Psoriasis induces a relative immune deficient state and it is likely that the resulting loss of immune surveillance results in an increased incidence of lymphoma in this population [4,5]. This tendency may be exacerbated by the use of immunosuppressant and immunomodulatory drugs such as methotrexate and the new biologic medications that further dysregulate the immune system.
Since the approval of TNFα inhibitors, there have been several reports of non-Hodgkin lymphoma arising in this background.
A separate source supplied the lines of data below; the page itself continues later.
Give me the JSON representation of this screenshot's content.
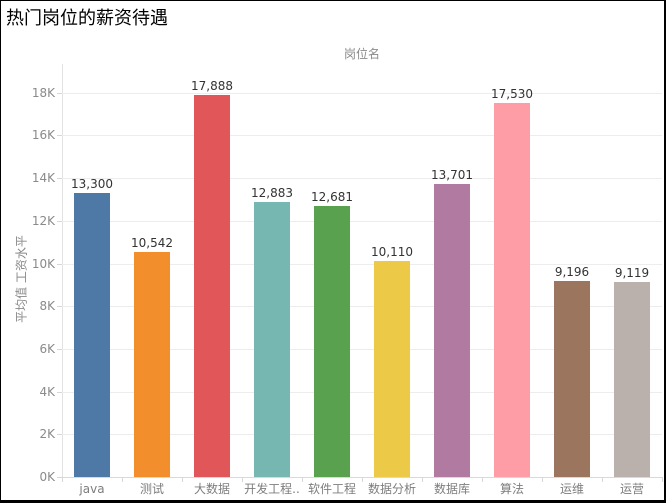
{
  "chart_data": {
    "type": "bar",
    "title": "热门岗位的薪资待遇",
    "xlabel": "岗位名",
    "ylabel": "平均值 工资水平",
    "categories": [
      "java",
      "测试",
      "大数据",
      "开发工程..",
      "软件工程",
      "数据分析",
      "数据库",
      "算法",
      "运维",
      "运营"
    ],
    "values": [
      13300,
      10542,
      17888,
      12883,
      12681,
      10110,
      13701,
      17530,
      9196,
      9119
    ],
    "data_labels": [
      "13,300",
      "10,542",
      "17,888",
      "12,883",
      "12,681",
      "10,110",
      "13,701",
      "17,530",
      "9,196",
      "9,119"
    ],
    "bar_colors": [
      "#4e79a7",
      "#f28e2b",
      "#e15759",
      "#76b7b2",
      "#59a14f",
      "#edc948",
      "#b07aa1",
      "#ff9da7",
      "#9c755f",
      "#bab0ac"
    ],
    "yticks": {
      "labels": [
        "0K",
        "2K",
        "4K",
        "6K",
        "8K",
        "10K",
        "12K",
        "14K",
        "16K",
        "18K"
      ],
      "values": [
        0,
        2000,
        4000,
        6000,
        8000,
        10000,
        12000,
        14000,
        16000,
        18000
      ]
    },
    "ylim": [
      0,
      19400
    ],
    "grid": "horizontal",
    "legend": "none",
    "colors": {
      "grid": "#ededed",
      "axis": "#e2e2e2",
      "tick_label": "#8a8a8a",
      "value_label": "#333333",
      "title": "#000000"
    }
  }
}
The largest series included 18 patients treated with etanercept . Notably, two of these individuals had a history of psoriatic arthritis; their specific characteristics could not be extracted from the other cases due to the presentation of clinical information. Besides the above study of Brown et al, there is currently minimal other data regarding the risk of lymphoma in psoriatic patients. Adams et al reported a fatal aggressive cutaneous T-cell lymphoma developing 18 months after initiation of etanercept for psoriatic arthritis . Although less frequent, Hodgkin's and non-Hodgkin's lymphoma have also been reported in patients treated with efalizumab .
However, some lymphoid proliferations occurring in patients treated with biologics may be successfully treated without the use of antineoplastic regimens. T cell development and recruitment are facilitated by numerous cytokines including TNFα, which acts as a potent mediator of cell death in cells expressing its receptor . In this capacity TNFα has important functions in inflammation and host antitumoral responses. TNFα also interacts with a variety of other transiently expressed ligands such as CD30 and CD95 (FAS), which are expressed on numerous cell types including activated T cells . Thus, blocking TNFα would be expected to result in a dysregulation of these highly choreographed interactions, resulting in a non-malignant expansion of cells expressing TNF ligands, including activated T cells. Furthermore, when coupled with an anti-CD11a antibody these activated T-cells are excluded from the skin resulting in compartmentalization in the blood and likely lymph nodes. In fact, treatment with efalizumab results in a mean increase of white blood cell count, a doubling of mean lymphocyte counts and an increase in eosinophils counts due to decreased leukocyte adhesion to blood vessel walls and decreased trafficking from the vascular compartment to tissues. We postulate that these mechanisms are responsible for this patient's lymphoid proliferation. Therefore, during transition periods when overlapping these biologic therapies, clinicians should be aware of the potentiating side effects, which could result in transient lymphadenopathy simulating a malignant lymphoproliferative disorder.
Written informed consent was obtained from the patient for publication of this Case report and accompanying images. A copy of the written consent is available for review by the Editor-in-Chief of this journal.